Hello all, I am currently playing a Bart Reiter Regent. I like it well enough. However I have fallen in love with the sound of a Chuck Lee Ovilla I have heard online. I am considering buying the Chuck Lee. Its a lot of money. However I have heard that Chuck Lee's have big necks. Does anyone have any experience with these two banjo brands first hand.. I have small hands so a big chunky neck would not be good for me... There is no place for me to try one out before I buy. So looking for some feed back. Thanks. Julie
I've got a Reiter A- scale and a Chuck Lee. The Chuck Lee measures about 1/8 inch wider at the 1st fret than the Reiter and about the same deeper. A Chuck Lee neck is a bit rounder than a Reiter. I have really grown to like the bigger neck. I have average sized hands for a guy and haven't had any issues with the bigger neck.
I play Bart Reiter banjos. I've owned a couple of dozen different Reiter banjos over several years and still have a nice assortment here now. The shape and feel of the necks is one thing that really attracts me to them. They are my favorites.

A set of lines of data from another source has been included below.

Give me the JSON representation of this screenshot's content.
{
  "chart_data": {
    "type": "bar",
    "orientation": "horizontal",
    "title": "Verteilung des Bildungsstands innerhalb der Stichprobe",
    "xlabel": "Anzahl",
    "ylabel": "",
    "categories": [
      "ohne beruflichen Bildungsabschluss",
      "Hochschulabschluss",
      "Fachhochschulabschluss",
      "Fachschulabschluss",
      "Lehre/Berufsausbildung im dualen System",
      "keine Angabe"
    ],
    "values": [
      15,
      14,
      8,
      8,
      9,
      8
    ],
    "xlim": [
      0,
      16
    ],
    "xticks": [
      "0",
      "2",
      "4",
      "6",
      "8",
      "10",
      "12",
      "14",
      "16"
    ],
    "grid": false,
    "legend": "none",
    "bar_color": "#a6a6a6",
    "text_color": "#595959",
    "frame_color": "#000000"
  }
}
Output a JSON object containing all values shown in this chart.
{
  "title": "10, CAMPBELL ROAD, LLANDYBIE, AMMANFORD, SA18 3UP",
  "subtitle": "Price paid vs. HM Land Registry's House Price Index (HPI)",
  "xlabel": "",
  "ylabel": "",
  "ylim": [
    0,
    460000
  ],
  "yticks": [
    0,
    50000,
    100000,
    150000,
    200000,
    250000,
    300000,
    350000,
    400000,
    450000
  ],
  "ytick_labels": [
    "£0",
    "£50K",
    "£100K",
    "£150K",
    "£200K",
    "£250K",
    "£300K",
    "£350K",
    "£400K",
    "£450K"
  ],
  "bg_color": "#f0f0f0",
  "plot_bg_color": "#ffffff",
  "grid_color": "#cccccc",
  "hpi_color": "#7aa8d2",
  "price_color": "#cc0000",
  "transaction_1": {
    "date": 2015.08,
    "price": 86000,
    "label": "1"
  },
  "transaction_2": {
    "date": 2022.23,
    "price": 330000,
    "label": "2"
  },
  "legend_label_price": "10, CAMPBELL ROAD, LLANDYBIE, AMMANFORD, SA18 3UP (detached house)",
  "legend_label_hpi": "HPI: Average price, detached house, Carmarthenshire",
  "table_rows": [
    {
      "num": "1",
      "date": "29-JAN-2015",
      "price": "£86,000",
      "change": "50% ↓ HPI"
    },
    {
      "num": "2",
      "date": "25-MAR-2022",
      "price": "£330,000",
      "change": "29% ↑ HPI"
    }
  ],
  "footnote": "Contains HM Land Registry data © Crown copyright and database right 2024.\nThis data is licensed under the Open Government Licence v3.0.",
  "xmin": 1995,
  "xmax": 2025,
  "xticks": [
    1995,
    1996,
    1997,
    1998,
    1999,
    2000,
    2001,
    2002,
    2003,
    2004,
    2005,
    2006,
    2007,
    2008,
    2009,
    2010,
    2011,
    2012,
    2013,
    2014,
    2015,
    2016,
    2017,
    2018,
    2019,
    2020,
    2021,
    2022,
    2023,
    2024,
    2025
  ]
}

Chuck builds truly fantastic banjos too. I really like the sound and feel of them. I once owned an early Rose Hill model that was a truly fine banjo. In general, Chuck's "average" necks may indeed tend to be a little thicker than Bart's.
Would be BEST of you could play the banjo you are considering or a similar model to get a feel for it.
If that isn't possible, I think the suggestion that you request measurements is a good idea. That way you can compare to your current banjo for reference. Keep in mind that seemingly small differences may feel much more significant than expected in-hand.
I also think a phone call to Chuck might be advisable. If you are considering ordering a custom banjo from him - he might accommodate your size requirements (not sure).
Julie, I have two Reiter banjos: a Regent A-scale and a Tubaphone. They were built within a month or so if each other. I have small hands and like the Reiter necks a lot. (I also am more comfortable with an 11- inch pot than a 12-inch pot. )
John Balch will tell you that Reiter banjos can be set up to produce a variety of voices. Maybe you should describe what you like about the Ovilla’s sound. You may get advice on how to change the setup on you Regent to get the voice you like.
The Elderly website describes the 11" Ovilla they have in stock as having a nut width of 1 3/8". My Reiter banjos measure 1 1/4" at the nut. 1/8" is a very significant difference.
The Chuck Lee scale length is shorter (25 1/2" vs/ 26 3/16" for Reiter).
The Ovilla model is a wood rim with no metal tone ring. Rim size can be a big factor too. I think the Ovilla model may be ordered in 11" or 12" sizes. Depending on set-up, a 12" wood-rim banjo can have a deep, tubby tone.
There's a difference but Reiter necks have a fuller profile than most others to begin with—quite similar to vintage Vega. So, when you hear that Lee banjos are huge... compared to what? In this case, not by that much. Gibson style necks, OTOH, are generally a bit slimmer.
To some, any difference makes a big difference; to others, no big deal. I'm in the later category—no idea where you fit in.
Bart Reiter, Mike Ramsey, and Chuck Lee are my fave openback banjos, and I'm well-acquainted with these necks.
I love Chuck Lee's banjos and this doesn't keep me from playing mine, but his standard nut width of 1 3/8" is not my favorite. I understand he does custom nut widths, but I've never ordered. I'm not sure I've ever noticed anything extra thick or wide about the neck profile/thickness. Chuck's scale length is usually 25.5, which I love, and his rims tend to be deeper, also beloved on this front. I don't know how he does it but his rims or rim/neck combo, or something, give a very deep, warm, rich tone character while simultaneously providing more power than usual in an OB.
My favorite-feeling banjos evah for both nut width and neck profile or thickness are Bart Reiter's. His scale length of standard 26.5 used to be my less-favored, but it's been growing on me of late. His rim depth to me is kinda Vega-ish. Not the deeper rim that is currently very "in." The shallower Vega-ish rim gives a very clear, crisp sound that you can deepen with setup if you want.
I also like the nut width on Ramsey banjos, which I believe is also 1 1/4. The Ramsey "baseball bat" neck thickness doesn't bother me as I have long fingers. Ramseys are their own thing in terms of tone personality, but I don't think they're being produced to any degree at present.